(not) Pretty Girl

118 6 0
                                    

"Aku pulang nebeng boleh ya, Cit?" Tanyaku pada Andi teman sekelasku.

"Aduh, gimana ya Izmi lo telat sih, gue udah iyain si Billa nebeng tadi." Sesal Andi. Aku mengangguk paham lantas pergi kembali ke tempatku duduk.

Ini yang malas aku lakukan, penolakan! Mangkanya, disaat aku tidak naik motor ke sekolah aku lebih memilih naik angkot ketimbang nebeng dengan teman yang ujung-ujungnya selalu di tolak dengan berbagai alasan.

Billa itu perempuan paling cantik dikelas ini, jadi maklum saja laki-laki sulit menolak ajakan dia.

Kebayakan laki-laki itu munafik. Mereka hanya memilih membonceng perempuan-perempuan cantik saja. Perempuan sepertiku mereka mana mau. Aku tidak masuk dalam katergori cantik, catat! Miris bukan?

"Nad, nanti nebeng boleh pulang sekolah? Sampai simpang komplek lo aja nggak apa-apa." Sekali lagi, aku mencoba peruntungan. Nadya mengangguk. Alhamdulillah.

"Boleh kok."

Jarakku kerumah itu memerlukan 3 kali angkot. Kebayang saja udah berapa ongkos yang aku keluarkan untuk pergi-pulang saja.

Kadang juga aku memanfaatkan meminta tebengan seperti tadi, dan selalu di tolak dengan berbagai macam alasan.

Tadi pagi ban motorku bocor dan mengharuskan aku menaiki angkutan umum, mau-tidak-mau.

Salahku juga memilih sekolah yang sulit angkot seperti saat ini. Jaraknya tidak terlalu jauh, hanya saja harus turun-naik angkot beberapa kali. Dan semenjak itu, orangtuaku membelikan aku motor matic bekas karna tidak sanggup membeli yang baru. Tapi aku bersyukur.

Aku tipe anak yang ceria, jarang sedih nangis apalagi. Aku tidak pernah dendam sama sekali dengan orang-orang yang pernah nyakitin aku. Entahlah, yang kurasakan saat itu hanya marah, kemudian terlupakan olehku begitu saja. Bego ya? Dan karna itu pula aku sering di tindas dalam artian kata berbeda.

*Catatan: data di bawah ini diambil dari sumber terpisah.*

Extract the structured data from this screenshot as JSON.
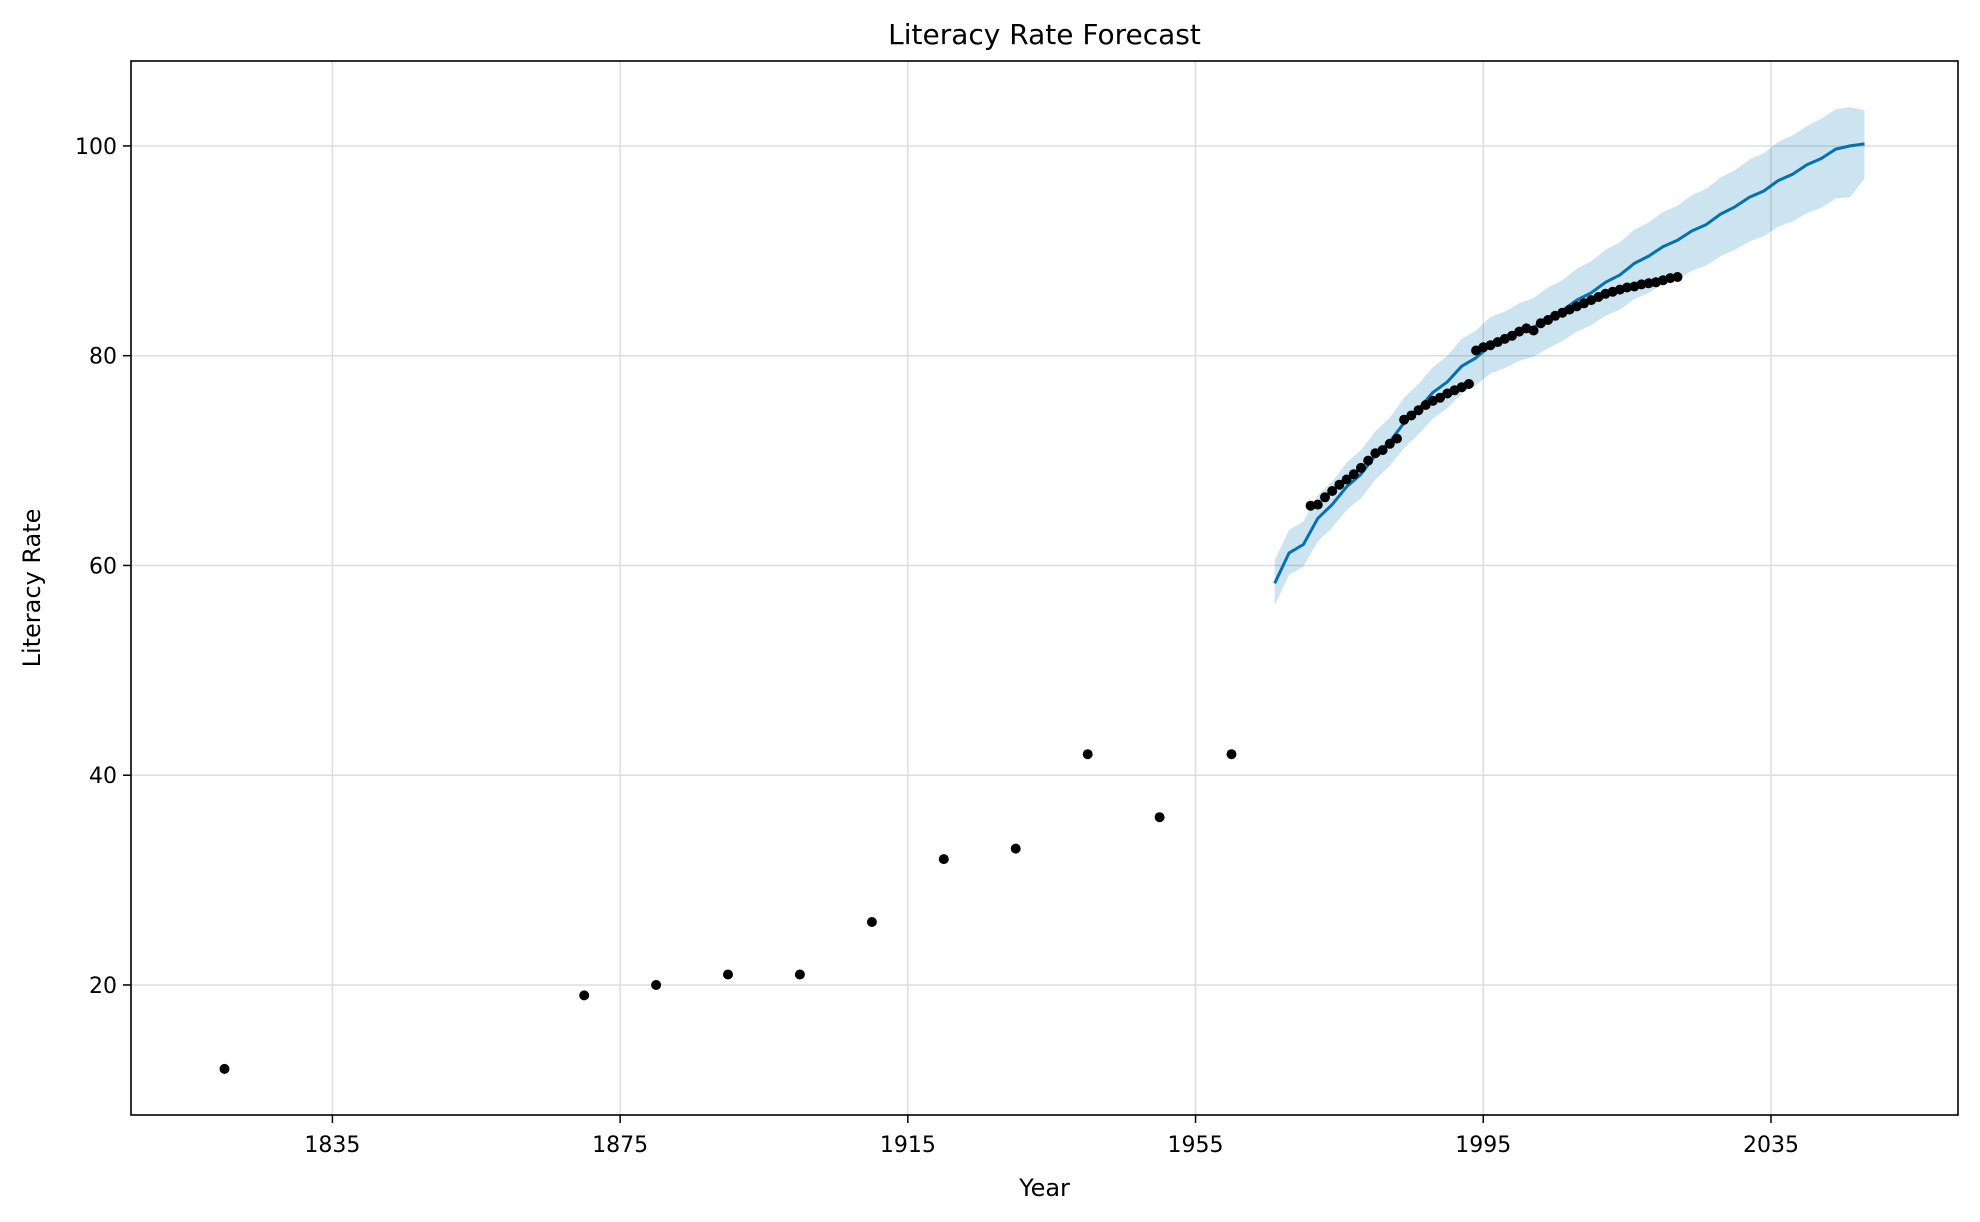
{
  "chart_data": {
    "type": "line",
    "title": "Literacy Rate Forecast",
    "xlabel": "Year",
    "ylabel": "Literacy Rate",
    "xlim": [
      1807,
      2061
    ],
    "ylim": [
      7.6,
      108.1
    ],
    "grid": true,
    "x_ticks": [
      1835,
      1875,
      1915,
      1955,
      1995,
      2035
    ],
    "y_ticks": [
      20,
      40,
      60,
      80,
      100
    ],
    "colors": {
      "forecast_line": "#0072B2",
      "forecast_band": "#0072B2",
      "observed_points": "#000000",
      "grid": "#dddddd"
    },
    "series": [
      {
        "kind": "observed",
        "x": [
          1820,
          1870,
          1880,
          1890,
          1900,
          1910,
          1920,
          1930,
          1940,
          1950,
          1960,
          1971,
          1972,
          1973,
          1974,
          1975,
          1976,
          1977,
          1978,
          1979,
          1980,
          1981,
          1982,
          1983,
          1984,
          1985,
          1986,
          1987,
          1988,
          1989,
          1990,
          1991,
          1992,
          1993,
          1994,
          1995,
          1996,
          1997,
          1998,
          1999,
          2000,
          2001,
          2002,
          2003,
          2004,
          2005,
          2006,
          2007,
          2008,
          2009,
          2010,
          2011,
          2012,
          2013,
          2014,
          2015,
          2016,
          2017,
          2018,
          2019,
          2020,
          2021,
          2022
        ],
        "y": [
          12,
          19,
          20,
          21,
          21,
          26,
          32,
          33,
          42,
          36,
          42,
          65.7,
          65.8,
          66.5,
          67.1,
          67.7,
          68.2,
          68.7,
          69.3,
          70.0,
          70.7,
          71.0,
          71.6,
          72.1,
          73.9,
          74.3,
          74.8,
          75.3,
          75.7,
          76.0,
          76.4,
          76.7,
          77.0,
          77.3,
          80.5,
          80.8,
          81.0,
          81.3,
          81.6,
          81.9,
          82.3,
          82.6,
          82.4,
          83.1,
          83.4,
          83.8,
          84.1,
          84.4,
          84.7,
          85.0,
          85.3,
          85.6,
          85.9,
          86.1,
          86.3,
          86.5,
          86.6,
          86.8,
          86.9,
          87.0,
          87.2,
          87.4,
          87.5
        ]
      },
      {
        "kind": "forecast",
        "x": [
          1966,
          1968,
          1970,
          1972,
          1974,
          1976,
          1978,
          1980,
          1982,
          1984,
          1986,
          1988,
          1990,
          1992,
          1994,
          1996,
          1998,
          2000,
          2002,
          2004,
          2006,
          2008,
          2010,
          2012,
          2014,
          2016,
          2018,
          2020,
          2022,
          2024,
          2026,
          2028,
          2030,
          2032,
          2034,
          2036,
          2038,
          2040,
          2042,
          2044,
          2046,
          2048
        ],
        "y": [
          58.3,
          61.2,
          62.0,
          64.5,
          65.8,
          67.5,
          68.7,
          70.5,
          71.8,
          73.6,
          74.9,
          76.5,
          77.5,
          79.0,
          79.8,
          81.0,
          81.5,
          82.3,
          82.7,
          83.6,
          84.3,
          85.3,
          86.0,
          87.0,
          87.7,
          88.8,
          89.5,
          90.4,
          91.0,
          91.9,
          92.5,
          93.5,
          94.2,
          95.1,
          95.7,
          96.7,
          97.3,
          98.2,
          98.8,
          99.7,
          100.0,
          100.2
        ],
        "lower": [
          56.2,
          59.1,
          59.9,
          62.3,
          63.6,
          65.3,
          66.4,
          68.2,
          69.5,
          71.2,
          72.5,
          74.0,
          75.0,
          76.4,
          77.2,
          78.3,
          78.8,
          79.5,
          79.9,
          80.7,
          81.4,
          82.3,
          82.9,
          83.8,
          84.4,
          85.4,
          86.0,
          86.8,
          87.3,
          88.1,
          88.6,
          89.5,
          90.1,
          90.9,
          91.4,
          92.3,
          92.8,
          93.6,
          94.1,
          95.0,
          95.1,
          96.9
        ],
        "upper": [
          60.5,
          63.4,
          64.2,
          66.7,
          68.0,
          69.8,
          71.0,
          72.8,
          74.1,
          76.0,
          77.3,
          78.9,
          80.0,
          81.6,
          82.4,
          83.7,
          84.2,
          85.0,
          85.5,
          86.5,
          87.2,
          88.3,
          89.0,
          90.1,
          90.8,
          92.0,
          92.7,
          93.7,
          94.3,
          95.3,
          95.9,
          97.0,
          97.7,
          98.7,
          99.3,
          100.4,
          101.0,
          101.9,
          102.6,
          103.5,
          103.7,
          103.4
        ]
      }
    ]
  }
}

Aku juga nggak bego-bego amat jadi manusia. Tapi, ahh.... entahlah.

"Thanks, Nad. Hati-hati lo di jalan." Ucapku setelah turun dari motor matic beat Nadya.

"Ya, lo juga hati-hati. Gue duluan yaa." Selepas Nadya pergi aku menunggu kembali angkot yang akan membawaku kerumah. Lumayan, ini hanya tinggal satu angkot lagi.

Nadya Permatasari, gadis manis yang baiknya kadang tergantung mood-nya. Mungkin hari ini Nadya lagi dalam keadaan goodmood jadi mau memberikanku tebebgan. Jika dalam unmood. Maka ia akan memberikan seribu alasan bohong, padahal satu jalan aku dengan dia, tidak sampai rumah apalagi aku minta uangnya, tidak. Tapi kenapa mereka semua sangat sulit jika di mintai tolong.

"Dengaren cepat pulang kak?" Tanya Ibu yang sedang menyetrika pakaian. Ibuku ini adalah seorang Guru disalah satu SMP swasta yang tidak jauh dari rumah.

"Tadi nebeng, Bu sama Nadya."

Aku menyalami Ibu, melepas atribut yang ku kenakan.

"Lepas didalam ih kak, nggak malu kalo nanti ayah pulang." Cecar Ibu. Aku hanya berani memakai tanktop dirumah jika ayahku sedang tidak dirumah. Maklum, ayahku satu-satunya laki-laki dirumah ini. Adiku juga seorang perempuan.

"Kan, ayah nggak ada, Bu." Jawabku, Ibu hanya mendengus saja, melipat pakaian yang telah ia strika. Aku membantu membalik pakaian supaya Ibu lebih mudah menyetrikanya nanti.

"Udah sana, ganti baju, makan ya. Ibu masak Cumi goreng kesukaan kakak." Titahnya, aku mengangguk lalu berdiri, kerjaanku membalik pakaian sudah selesai.

"Intan belum pulang Bu?" Kulihat Ibu menggeleng. Anak itu, pasti selalu bermain dengan temannya dulu.

Keluargaku, digolongkan dalam keluarga sederhana tetapi mampu.